No, the thing is it's a lot of wells. We get an uplift from the commodity pricing, but it's hedged. Our goal will remain to talk about it as if it's sold, and we'll try to make sure that we give enough breakout information that someone can derive that without having to go through too many hoops. Our goal is still to stick to those things that we think do best and are – and look the most MLP like for going forward.

Matt Niblack

Great. Then last question, on the acquisition front, are you predominately looking at dropdowns at this stage given the availability of some assets still at the sponsor? Or are you out there looking at third party? And if so, what sort of third party?

Gerry Willinger

We are doing both pretty hard, I'd say.
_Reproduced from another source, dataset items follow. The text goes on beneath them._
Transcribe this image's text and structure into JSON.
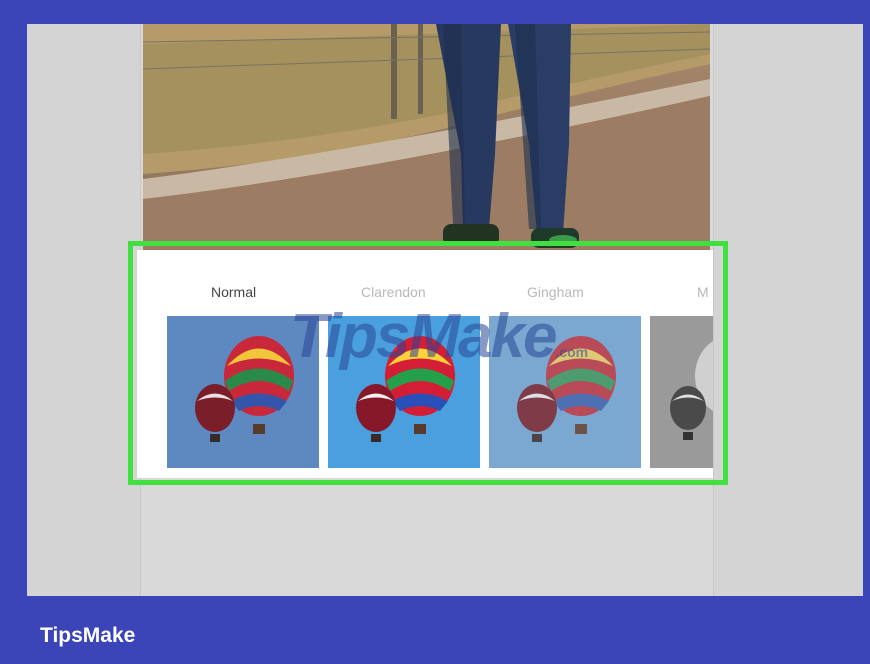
{
  "filters": [
    {
      "label": "Normal",
      "active": true,
      "tone": "normal"
    },
    {
      "label": "Clarendon",
      "active": false,
      "tone": "clarendon"
    },
    {
      "label": "Gingham",
      "active": false,
      "tone": "gingham"
    },
    {
      "label": "M",
      "active": false,
      "tone": "mono"
    }
  ],
  "watermark": {
    "main": "TipsMake",
    "suffix": ".com"
  },
  "footer": {
    "brand": "TipsMake"
  },
  "colors": {
    "border": "#3b45b8",
    "highlight": "#3fe03f"
  }
}
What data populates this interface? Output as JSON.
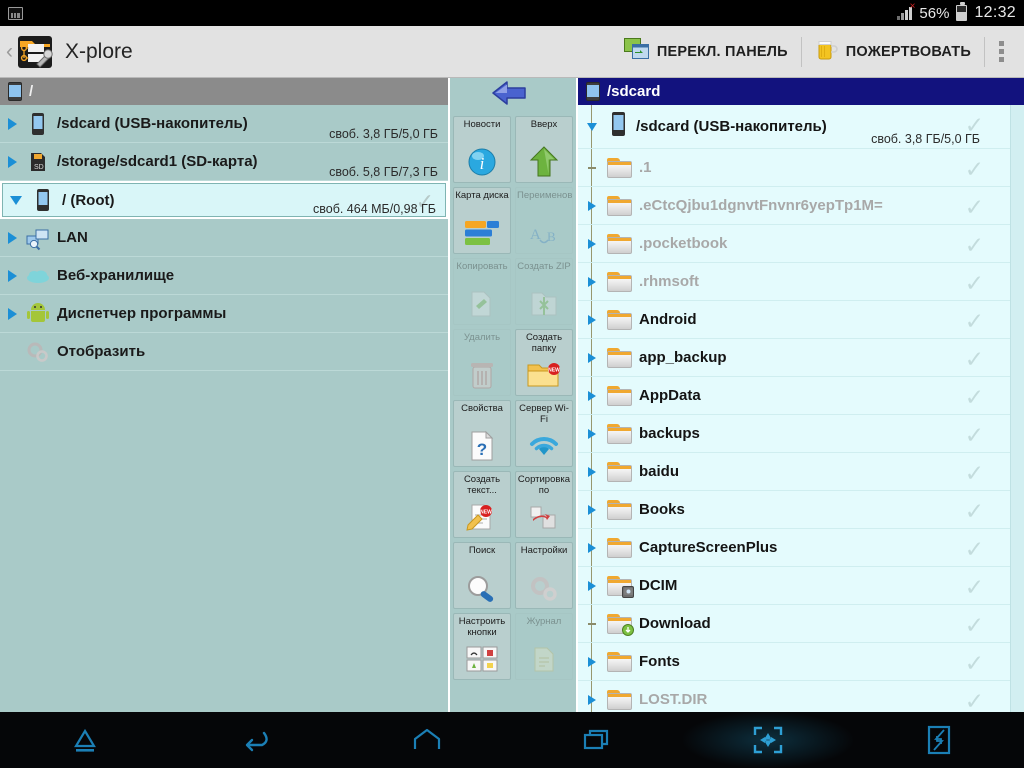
{
  "statusbar": {
    "screenshot_icon": "screenshot-icon",
    "signal_icon": "signal-bars-icon",
    "battery_percent": "56%",
    "battery_icon": "battery-icon",
    "time": "12:32"
  },
  "actionbar": {
    "up_caret": "‹",
    "app_icon": "xplore-app-icon",
    "title": "X-plore",
    "switch_panel": {
      "label": "ПЕРЕКЛ. ПАНЕЛЬ",
      "icon": "switch-panel-icon"
    },
    "donate": {
      "label": "ПОЖЕРТВОВАТЬ",
      "icon": "beer-mug-icon"
    },
    "overflow": "overflow-menu-icon"
  },
  "left_pane": {
    "header": {
      "path": "/",
      "icon": "device-icon",
      "active": false
    },
    "items": [
      {
        "label": "/sdcard (USB-накопитель)",
        "free": "своб. 3,8 ГБ/5,0 ГБ",
        "icon": "device-icon",
        "twisty": "right",
        "selected": false
      },
      {
        "label": "/storage/sdcard1 (SD-карта)",
        "free": "своб. 5,8 ГБ/7,3 ГБ",
        "icon": "sdcard-icon",
        "twisty": "right",
        "selected": false
      },
      {
        "label": "/ (Root)",
        "free": "своб. 464 МБ/0,98 ГБ",
        "icon": "device-icon",
        "twisty": "down",
        "selected": true
      },
      {
        "label": "LAN",
        "free": "",
        "icon": "lan-icon",
        "twisty": "right",
        "selected": false
      },
      {
        "label": "Веб-хранилище",
        "free": "",
        "icon": "cloud-icon",
        "twisty": "right",
        "selected": false
      },
      {
        "label": "Диспетчер программы",
        "free": "",
        "icon": "android-robot-icon",
        "twisty": "right",
        "selected": false
      },
      {
        "label": "Отобразить",
        "free": "",
        "icon": "gears-icon",
        "twisty": "none",
        "selected": false
      }
    ]
  },
  "toolbar": {
    "back_arrow": "back-arrow-icon",
    "buttons": [
      {
        "label": "Новости",
        "icon": "info-icon",
        "enabled": true
      },
      {
        "label": "Вверх",
        "icon": "up-arrow-icon",
        "enabled": true
      },
      {
        "label": "Карта диска",
        "icon": "disk-map-icon",
        "enabled": true
      },
      {
        "label": "Переименовать",
        "icon": "rename-icon",
        "enabled": false
      },
      {
        "label": "Копировать",
        "icon": "copy-icon",
        "enabled": false
      },
      {
        "label": "Создать ZIP",
        "icon": "create-zip-icon",
        "enabled": false
      },
      {
        "label": "Удалить",
        "icon": "trash-icon",
        "enabled": false
      },
      {
        "label": "Создать папку",
        "icon": "new-folder-icon",
        "enabled": true
      },
      {
        "label": "Свойства",
        "icon": "properties-icon",
        "enabled": true
      },
      {
        "label": "Сервер Wi-Fi",
        "icon": "wifi-icon",
        "enabled": true
      },
      {
        "label": "Создать текст...",
        "icon": "new-text-icon",
        "enabled": true
      },
      {
        "label": "Сортировка по",
        "icon": "sort-icon",
        "enabled": true
      },
      {
        "label": "Поиск",
        "icon": "search-icon",
        "enabled": true
      },
      {
        "label": "Настройки",
        "icon": "settings-icon",
        "enabled": true
      },
      {
        "label": "Настроить кнопки",
        "icon": "config-buttons-icon",
        "enabled": true
      },
      {
        "label": "Журнал",
        "icon": "journal-icon",
        "enabled": false
      }
    ]
  },
  "right_pane": {
    "header": {
      "path": "/sdcard",
      "icon": "device-icon",
      "active": true
    },
    "rows": [
      {
        "name": "/sdcard (USB-накопитель)",
        "free": "своб. 3,8 ГБ/5,0 ГБ",
        "type": "device",
        "twisty": "down",
        "dim": false,
        "badge": ""
      },
      {
        "name": ".1",
        "free": "",
        "type": "folder",
        "twisty": "dash",
        "dim": true,
        "badge": ""
      },
      {
        "name": ".eCtcQjbu1dgnvtFnvnr6yepTp1M=",
        "free": "",
        "type": "folder",
        "twisty": "right",
        "dim": true,
        "badge": ""
      },
      {
        "name": ".pocketbook",
        "free": "",
        "type": "folder",
        "twisty": "right",
        "dim": true,
        "badge": ""
      },
      {
        "name": ".rhmsoft",
        "free": "",
        "type": "folder",
        "twisty": "right",
        "dim": true,
        "badge": ""
      },
      {
        "name": "Android",
        "free": "",
        "type": "folder",
        "twisty": "right",
        "dim": false,
        "badge": ""
      },
      {
        "name": "app_backup",
        "free": "",
        "type": "folder",
        "twisty": "right",
        "dim": false,
        "badge": ""
      },
      {
        "name": "AppData",
        "free": "",
        "type": "folder",
        "twisty": "right",
        "dim": false,
        "badge": ""
      },
      {
        "name": "backups",
        "free": "",
        "type": "folder",
        "twisty": "right",
        "dim": false,
        "badge": ""
      },
      {
        "name": "baidu",
        "free": "",
        "type": "folder",
        "twisty": "right",
        "dim": false,
        "badge": ""
      },
      {
        "name": "Books",
        "free": "",
        "type": "folder",
        "twisty": "right",
        "dim": false,
        "badge": ""
      },
      {
        "name": "CaptureScreenPlus",
        "free": "",
        "type": "folder",
        "twisty": "right",
        "dim": false,
        "badge": ""
      },
      {
        "name": "DCIM",
        "free": "",
        "type": "folder",
        "twisty": "right",
        "dim": false,
        "badge": "camera"
      },
      {
        "name": "Download",
        "free": "",
        "type": "folder",
        "twisty": "dash",
        "dim": false,
        "badge": "download"
      },
      {
        "name": "Fonts",
        "free": "",
        "type": "folder",
        "twisty": "right",
        "dim": false,
        "badge": ""
      },
      {
        "name": "LOST.DIR",
        "free": "",
        "type": "folder",
        "twisty": "right",
        "dim": true,
        "badge": ""
      }
    ],
    "row_check_icon": "checkmark-icon"
  },
  "navbar": {
    "items": [
      {
        "icon": "eject-icon",
        "glow": false
      },
      {
        "icon": "back-icon",
        "glow": false
      },
      {
        "icon": "home-icon",
        "glow": false
      },
      {
        "icon": "recents-icon",
        "glow": false
      },
      {
        "icon": "screenshot-nav-icon",
        "glow": true
      },
      {
        "icon": "multiwindow-icon",
        "glow": false
      }
    ]
  },
  "colors": {
    "pane_bg": "#a9cac8",
    "right_bg": "#e4fbfd",
    "active_header": "#12127e",
    "inactive_header": "#8b8b8b",
    "accent_blue": "#1b8fd6",
    "folder_tab": "#f0a830"
  }
}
At this point we see it as an opportunity rich – some deals that we've been looking at – of course by a couple of filings in the last couple of weeks have gotten a little more complicated, especially derivative midstream assets often associated with those transactions or with those assets. But we see as having the – with the balance sheet where we've got it that we have a good opportunity set and the market presents some good valuation opportunities. We've just got to clear up the ability to have some A&D transactions out there.

Matt Niblack

Great. Thank you very much.

Gerry Willinger

Thanks, Matt.

Operator

This will conclude our question-and-answer session. I would like to turn the conference back over to Chuck Ward for any closing remarks.

Chuck Ward

Well, thanks for joining us today and we look forward to chatting again next quarter. Thanks.

Operator

The conference has now concluded. Thank you for attending today's presentation. You may now disconnect.